I've never actually understood the "be genuinely interested in other people" thing, though. I've seen it and heard it hundreds of times. But still don't get it... How? By asking questions? Listening more?
I do like people, but I run out of questions even for the people I admire. If you got that term sorted out, I'd be thankful if you could explain it to me ;)

@Jits138, Yea man... I don't even think right now about chicks. Because I know it'll be a lot easier when I have my friendships and everything sorted out. I don't think THE GAME is about pickup lines, or just banging everything that moves either.
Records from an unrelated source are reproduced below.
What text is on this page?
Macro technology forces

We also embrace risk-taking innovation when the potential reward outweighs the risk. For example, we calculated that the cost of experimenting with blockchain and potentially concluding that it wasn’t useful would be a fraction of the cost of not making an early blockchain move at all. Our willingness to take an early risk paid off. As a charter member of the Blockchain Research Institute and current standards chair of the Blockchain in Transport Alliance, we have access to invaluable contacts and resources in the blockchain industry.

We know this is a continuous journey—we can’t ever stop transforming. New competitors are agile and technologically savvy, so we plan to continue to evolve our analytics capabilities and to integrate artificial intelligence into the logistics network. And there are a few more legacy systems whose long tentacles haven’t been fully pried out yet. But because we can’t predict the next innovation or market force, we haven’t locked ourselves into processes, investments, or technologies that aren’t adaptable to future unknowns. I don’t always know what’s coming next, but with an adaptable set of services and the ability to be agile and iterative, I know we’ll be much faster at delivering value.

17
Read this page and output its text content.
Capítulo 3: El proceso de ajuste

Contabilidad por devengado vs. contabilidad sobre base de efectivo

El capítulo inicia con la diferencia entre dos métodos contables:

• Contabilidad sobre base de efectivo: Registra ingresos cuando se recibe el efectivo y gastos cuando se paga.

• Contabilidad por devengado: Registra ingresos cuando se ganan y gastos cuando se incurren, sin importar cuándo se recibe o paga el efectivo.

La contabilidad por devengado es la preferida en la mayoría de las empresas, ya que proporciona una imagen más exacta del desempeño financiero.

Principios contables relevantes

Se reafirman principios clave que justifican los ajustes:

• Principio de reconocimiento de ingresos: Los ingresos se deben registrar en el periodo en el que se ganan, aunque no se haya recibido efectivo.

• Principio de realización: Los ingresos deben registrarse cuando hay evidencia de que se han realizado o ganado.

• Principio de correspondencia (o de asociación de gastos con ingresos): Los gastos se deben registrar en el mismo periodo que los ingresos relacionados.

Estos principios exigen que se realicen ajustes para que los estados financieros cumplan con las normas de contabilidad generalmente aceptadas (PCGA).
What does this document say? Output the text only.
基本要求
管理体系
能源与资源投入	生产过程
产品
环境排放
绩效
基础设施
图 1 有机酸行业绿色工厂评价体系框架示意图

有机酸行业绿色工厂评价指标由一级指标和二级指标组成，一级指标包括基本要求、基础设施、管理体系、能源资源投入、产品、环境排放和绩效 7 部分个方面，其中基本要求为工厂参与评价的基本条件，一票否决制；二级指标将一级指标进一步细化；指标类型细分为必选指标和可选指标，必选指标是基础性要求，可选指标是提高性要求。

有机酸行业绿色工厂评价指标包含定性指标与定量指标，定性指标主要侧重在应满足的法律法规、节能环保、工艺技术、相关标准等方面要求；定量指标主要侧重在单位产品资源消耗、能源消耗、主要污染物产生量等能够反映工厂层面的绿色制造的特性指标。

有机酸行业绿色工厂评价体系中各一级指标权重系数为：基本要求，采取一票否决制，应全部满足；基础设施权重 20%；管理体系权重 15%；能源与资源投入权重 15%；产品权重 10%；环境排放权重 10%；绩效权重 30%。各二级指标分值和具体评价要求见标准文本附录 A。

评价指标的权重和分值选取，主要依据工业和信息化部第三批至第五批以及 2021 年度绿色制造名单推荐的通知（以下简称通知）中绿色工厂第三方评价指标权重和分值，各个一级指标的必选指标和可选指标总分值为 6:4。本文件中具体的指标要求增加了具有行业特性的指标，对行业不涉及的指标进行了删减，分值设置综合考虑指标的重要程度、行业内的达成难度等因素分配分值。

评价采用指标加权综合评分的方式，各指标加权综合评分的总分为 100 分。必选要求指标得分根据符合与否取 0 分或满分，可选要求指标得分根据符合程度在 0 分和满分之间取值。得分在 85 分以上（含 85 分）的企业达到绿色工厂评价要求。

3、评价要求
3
So thanks for that. respect ;)

Cheers.
He said to write each of the negative things you say about yourself down. So "I am ugly" I am boring" etc. Then write down 3 positive alternatives for each. Then you have to actively reprogram yourself to replace the negative with the positive. He gets much deeper into this and I don't want you to lose the meaning in a game of "telephone".

For being funny I also am going to go with DD on this. Get the book writing comedy. It breaks into the science of humor and not only shows how you can "learn" to be funny but also how to do it. It is my belief that all personality traits are simply learned skills for effectively socializing. You can be born without natural ability but not learning stuff is just being lazy... or I guess you could be born without the ability to learn... that would blow.

_________________
You can't forget about me, stupid. Everywhere I go ima have my own theme music.